地デジとコピーワンス3
地デジの普及と共に「コピーワンス」という単語を耳にする機会が増えました。
「コピーワンス」というのはどういう意味を持つのか、徹底的に解説します。
地デジとコピーワンスの関係
コピーワンスとは、地デジ放送やBSデジタル放送の基本的に全ての放送に対して、
「1回だけ録画可能」という地デジ制御信号を加え、暗号化して送信するものです。
コピーワンスは2004年4月5日より既に本格的に導入されています。
コピーワンスは不法コピー防止の対策などを目的として実施されています。
この地デジコピーワンスの信号が入っている番組は、DVDなどの記録メディアに1回だけ録画できます。
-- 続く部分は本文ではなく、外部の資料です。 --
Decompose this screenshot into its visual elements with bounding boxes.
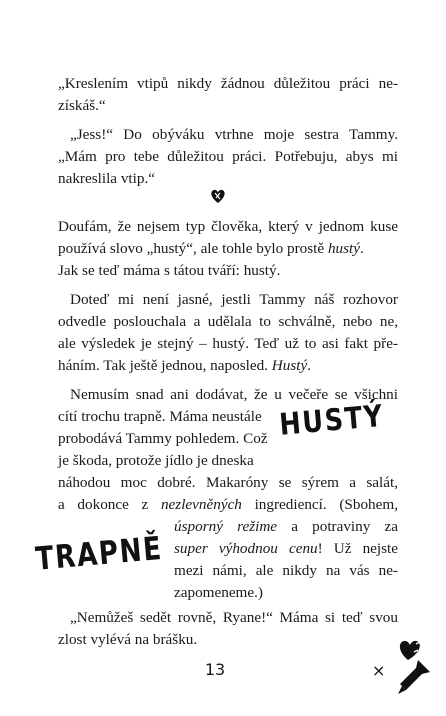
heart-doodle-icon [208, 186, 228, 206]
text-span: háním. Tak ještě jednou, naposled. [58, 357, 272, 374]
text-line: „Kreslením vtipů nikdy žádnou důležitou práci ne- [58, 75, 398, 92]
text-line: probodává Tammy pohledem. Což [58, 430, 268, 447]
text-span: a dokonce z [58, 496, 161, 513]
text-line [174, 539, 398, 559]
text-line: zlost vylévá na brášku. [58, 631, 198, 648]
text-line: „Jess!“ Do obýváku vtrhne moje sestra Tammy. [70, 126, 398, 143]
text-line: „Mám pro tebe důležitou práci. Potřebuju, abys mi [58, 148, 398, 165]
italic-span: super výhodnou cenu [174, 540, 318, 557]
text-line: získáš.“ [58, 97, 106, 114]
text-line: Nemusím snad ani dodávat, že u večeře se všichni [70, 386, 398, 403]
text-span: . [307, 357, 312, 374]
text-span: používá slovo „hustý“, ale tohle bylo prostě [58, 240, 328, 257]
italic-span: hustý [327, 240, 361, 257]
text-span: ! Už nejste [317, 540, 398, 557]
text-span: a potraviny za [277, 518, 398, 535]
text-line: nakreslila vtip.“ [58, 170, 155, 187]
svg-text:×: × [372, 661, 386, 680]
text-line: Jak se teď máma s tátou tváří: hustý. [58, 262, 281, 279]
italic-span: nezlevněných [160, 496, 242, 513]
italic-span: Hustý [271, 357, 308, 374]
trapne-doodle: TRAPNĚ [34, 528, 165, 578]
text-line: ale výsledek je stejný – hustý. Teď už to asi fakt pře- [58, 335, 398, 352]
text-line: náhodou moc dobré. Makaróny se sýrem a salát, [58, 474, 398, 491]
text-span: ingrediencí. (Sbohem, [241, 496, 398, 513]
text-span: . [360, 240, 364, 257]
text-line: mezi námi, ale nikdy na vás ne- [174, 562, 398, 579]
text-line [174, 517, 398, 537]
text-line: cítí trochu trapně. Máma neustále [58, 408, 262, 425]
text-line [58, 356, 311, 376]
text-line: odvedle poslouchala a udělala to schválně, nebo ne, [58, 313, 398, 330]
text-line: Doufám, že nejsem typ člověka, který v jednom kuse [58, 218, 398, 235]
text-line [58, 239, 364, 259]
text-line: je škoda, protože jídlo je dneska [58, 452, 254, 469]
hustry-doodle: HUSTÝ [278, 398, 386, 443]
page-number: 13 [204, 660, 226, 679]
italic-span: úsporný režime [174, 518, 278, 535]
text-line: „Nemůžeš sedět rovně, Ryane!“ Máma si teď svou [70, 609, 398, 626]
text-line [58, 495, 398, 515]
text-line: Doteď mi není jasné, jestli Tammy náš rozhovor [70, 291, 398, 308]
text-line: zapomeneme.) [174, 584, 263, 601]
heart-arrow-doodle-icon [368, 632, 438, 702]
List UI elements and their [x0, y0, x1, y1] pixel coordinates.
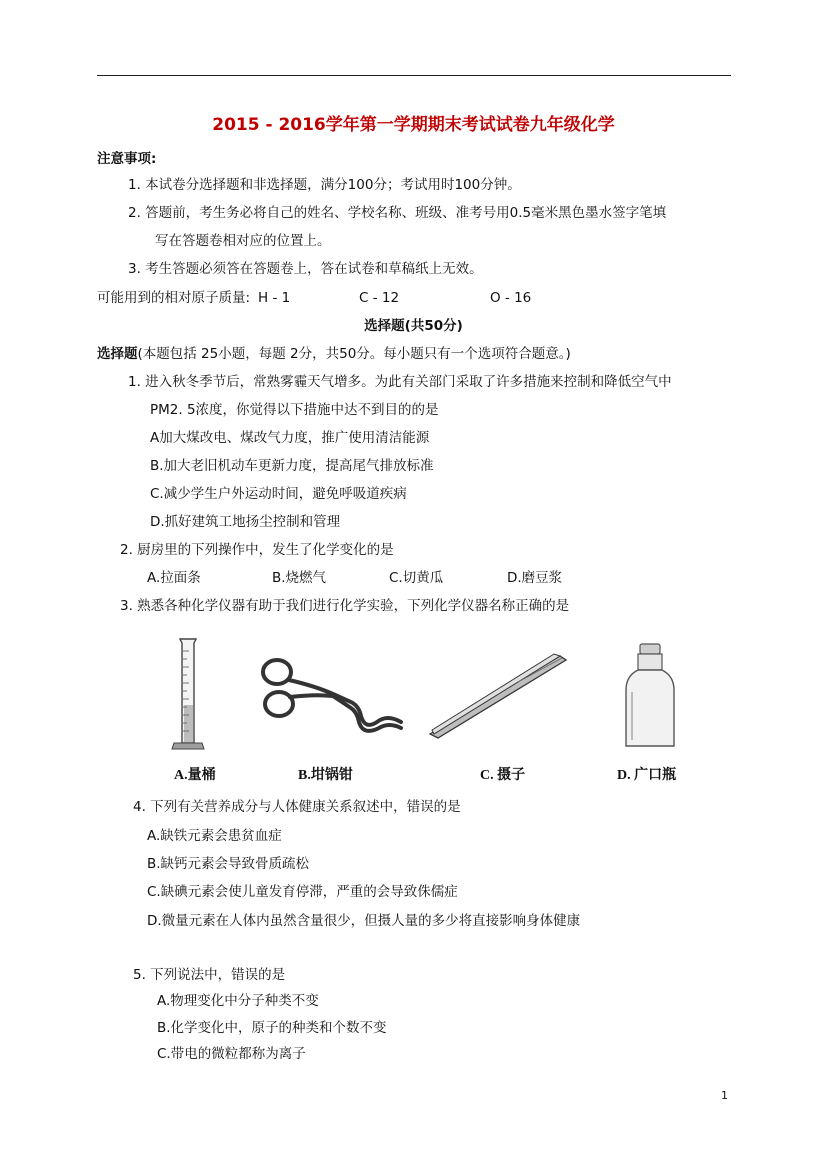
wide-mouth-bottle-image	[620, 640, 680, 752]
notice-item-2: 2. 答题前，考生务必将自己的姓名、学校名称、班级、准考号用0.5毫米黑色墨水签字笔填	[128, 205, 667, 221]
q4-option-a: A.缺铁元素会患贫血症	[147, 828, 282, 844]
q2-stem: 2. 厨房里的下列操作中，发生了化学变化的是	[120, 542, 394, 558]
atomic-mass-h: H - 1	[258, 290, 291, 306]
atomic-mass-o: O - 16	[490, 290, 532, 306]
q3-label-c: C. 摄子	[480, 768, 526, 783]
notice-item-1: 1. 本试卷分选择题和非选择题，满分100分；考试用时100分钟。	[128, 177, 521, 193]
q5-option-c: C.带电的微粒都称为离子	[157, 1046, 306, 1062]
section-intro-rest: (本题包括 25小题，每题 2分，共50分。每小题只有一个选项符合题意。)	[137, 346, 571, 362]
q3-label-b: B.坩锅钳	[298, 768, 353, 783]
q1-option-b: B.加大老旧机动车更新力度，提高尾气排放标准	[150, 458, 434, 474]
q4-option-b: B.缺钙元素会导致骨质疏松	[147, 856, 310, 872]
notice-heading: 注意事项:	[97, 151, 157, 167]
atomic-mass-label: 可能用到的相对原子质量:	[97, 290, 251, 306]
section-intro-bold: 选择题	[97, 346, 138, 362]
q1-stem-line1: 1. 进入秋冬季节后，常熟雾霾天气增多。为此有关部门采取了许多措施来控制和降低空气中	[128, 374, 672, 390]
q1-option-a: A加大煤改电、煤改气力度，推广使用清洁能源	[150, 430, 430, 446]
graduated-cylinder-image	[170, 635, 210, 753]
q3-label-d: D. 广口瓶	[617, 768, 677, 783]
q4-option-c: C.缺碘元素会使儿童发育停滞，严重的会导致侏儒症	[147, 884, 458, 900]
tweezers-image	[428, 650, 568, 740]
q3-instruments-figure	[140, 630, 700, 790]
q5-option-b: B.化学变化中，原子的种类和个数不变	[157, 1020, 387, 1036]
q3-stem: 3. 熟悉各种化学仪器有助于我们进行化学实验，下列化学仪器名称正确的是	[120, 598, 570, 614]
q2-option-c: C.切黄瓜	[389, 570, 444, 586]
q5-stem: 5. 下列说法中，错误的是	[133, 967, 286, 983]
q1-stem-line2: PM2. 5浓度，你觉得以下措施中达不到目的的是	[150, 402, 439, 418]
notice-item-2-cont: 写在答题卷相对应的位置上。	[155, 233, 331, 249]
q2-option-a: A.拉面条	[147, 570, 201, 586]
q5-option-a: A.物理变化中分子种类不变	[157, 993, 319, 1009]
section-heading-text: 选择题(共50分)	[364, 318, 463, 334]
crucible-tongs-image	[255, 650, 405, 740]
page-number: 1	[721, 1089, 728, 1102]
q1-option-d: D.抓好建筑工地扬尘控制和管理	[150, 514, 341, 530]
atomic-mass-c: C - 12	[359, 290, 400, 306]
header-rule	[97, 75, 731, 76]
notice-item-3: 3. 考生答题必须答在答题卷上，答在试卷和草稿纸上无效。	[128, 261, 483, 277]
q2-option-d: D.磨豆浆	[507, 570, 563, 586]
section-heading	[0, 317, 827, 335]
q1-option-c: C.减少学生户外运动时间，避免呼吸道疾病	[150, 486, 407, 502]
q2-option-b: B.烧燃气	[272, 570, 327, 586]
section-intro	[97, 345, 571, 363]
q3-label-a: A.量桶	[174, 768, 216, 783]
q4-option-d: D.微量元素在人体内虽然含量很少，但摄人量的多少将直接影响身体健康	[147, 913, 581, 929]
q4-stem: 4. 下列有关营养成分与人体健康关系叙述中，错误的是	[133, 799, 461, 815]
page-title: 2015 - 2016学年第一学期期末考试试卷九年级化学	[212, 115, 615, 135]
このため地デジ対応レコーダのHDDからDVDなどに移動すると、
HDD上のデータは転送した後にHDD上から消去されてしまういう仕組みです。
実はこのコピーワンスが見直しの方向へ動いてきています。
コピーワンスは地デジ放送で新たに導入された著作権保護の為に取り入れられた仕組みですが、
「録画が自由にできず、地デジは不便だ」と言う印象がユーザーに定着してしまうという意見が
一部の業界からあり、「地デジコピーワンスは、私的利用の範囲で視聴者の利便性を考慮して、
運用の改善を図る」と見直し案が出されました。
そこで現行の「1世代のみコピー可(コピーワンス)」から、「出力保護付きでコピー制限無し(EPN)」へと
変更することが放送業界に提案されました。
具体的には、地デジ放送をバックアップも含め、2つのコピーをHDD内に持つことを可能にする
ことに注目しました。
また、機器やメディアの故障、不良などで移動に失敗した場合も、もう一度オリジナルからの移動が
可能となります。
コピーワンスって何?
コピーワンスという単語は最近の地デジや、BSデジタルが一般家庭に広く浸透してきたことで、
よく耳にするようになった言葉ですね。
コピーワンスというのは、著作権などの権利保護の対策として確立されたシステムで、
「1回だけコピーが可能」という仕組みや、コンテンツのことをさします。
このコピーワンスのシステムがが導入されているのが、地上デジタル放送とBSデジタル放送で、
コピー防止のための制御信号を暗号化して送り出し、地上波やBSデジタル放送対応の機器に
ついている、B-CASカードによって、複合化されるというシステムです。
コピーワンスはユーザーにとってはとても面倒で不便なものです。
HDDレコーダーなどで録画した番組を2枚のDVDにダビングして、普段の観賞用とバックアップ用に
したくても、このコピーワンスがあるためにできないのです。
そこで、コピーワンス制度の改善へ向けての議論を日本芸能実演家団体協議会などが、
『ダビング10』という9回までのコピーができる方式へ変換するという方針なども話し合われています。
しかし、なかなかユーザー側の利益につながるような話にうまく進んでいないというのが現状です。
違法コピーの目的が全くない、普通に使える機能としてコピーは重要な機能です。
これからこのコピー制限がどのようになるのかわかりませんが、今後はユーザー視点に立って、
使いやすいように配慮して欲しいですね。
地デジとコピーワンスの関係
地デジ放送への切り替えは現在、国の政策として進められています。
この動きは日本だけではなく、世界的にも同じ動向で、諸外国では既に地デジ放送が開始されています。
アメリカでは2009年に、韓国では2010年をメドにアナログ放送は停止される予定になっています。
日本では2011年7月24日に地上波テレビ放送がアナログからデジタルへ完全移行されることが決定しています。
2011年7月24日にはアナログ放送は完全に終了し、それ以降はアナログ放送のみに対応している
テレビでは一切のテレビ放送を見ることができなくなってしまいます。
「コピーワンス」という著作権保護のためのコンテンツが問題視されています。
コピーワンスというのは分かりやすく言うと、著作権保護のために「1回しかコピーできない」
というルールのことです。
地上デジタル放送もBSデジタル放送も、このコピーワンスルールが適用されています。
そのため、HDD・DVDレコーダーなどへの録画は1回のみに制限されています。
このコピーワンスルールがあるため、今までのように無制限にコピーできるアナログの時代から後退し、
その影響でユーザーの地デジ対応レコーダーの買い控えを招いてしまっているという意見もあります。
しかし、現在はコピーワンスルールの見直し案も出ていることもあり、
レコーダーはコピーワンスの見直しに関わらず、常に新しい機能へと進化しているので、
レコーダーは「いつ買っても買い時なんだ」という見方もできますね。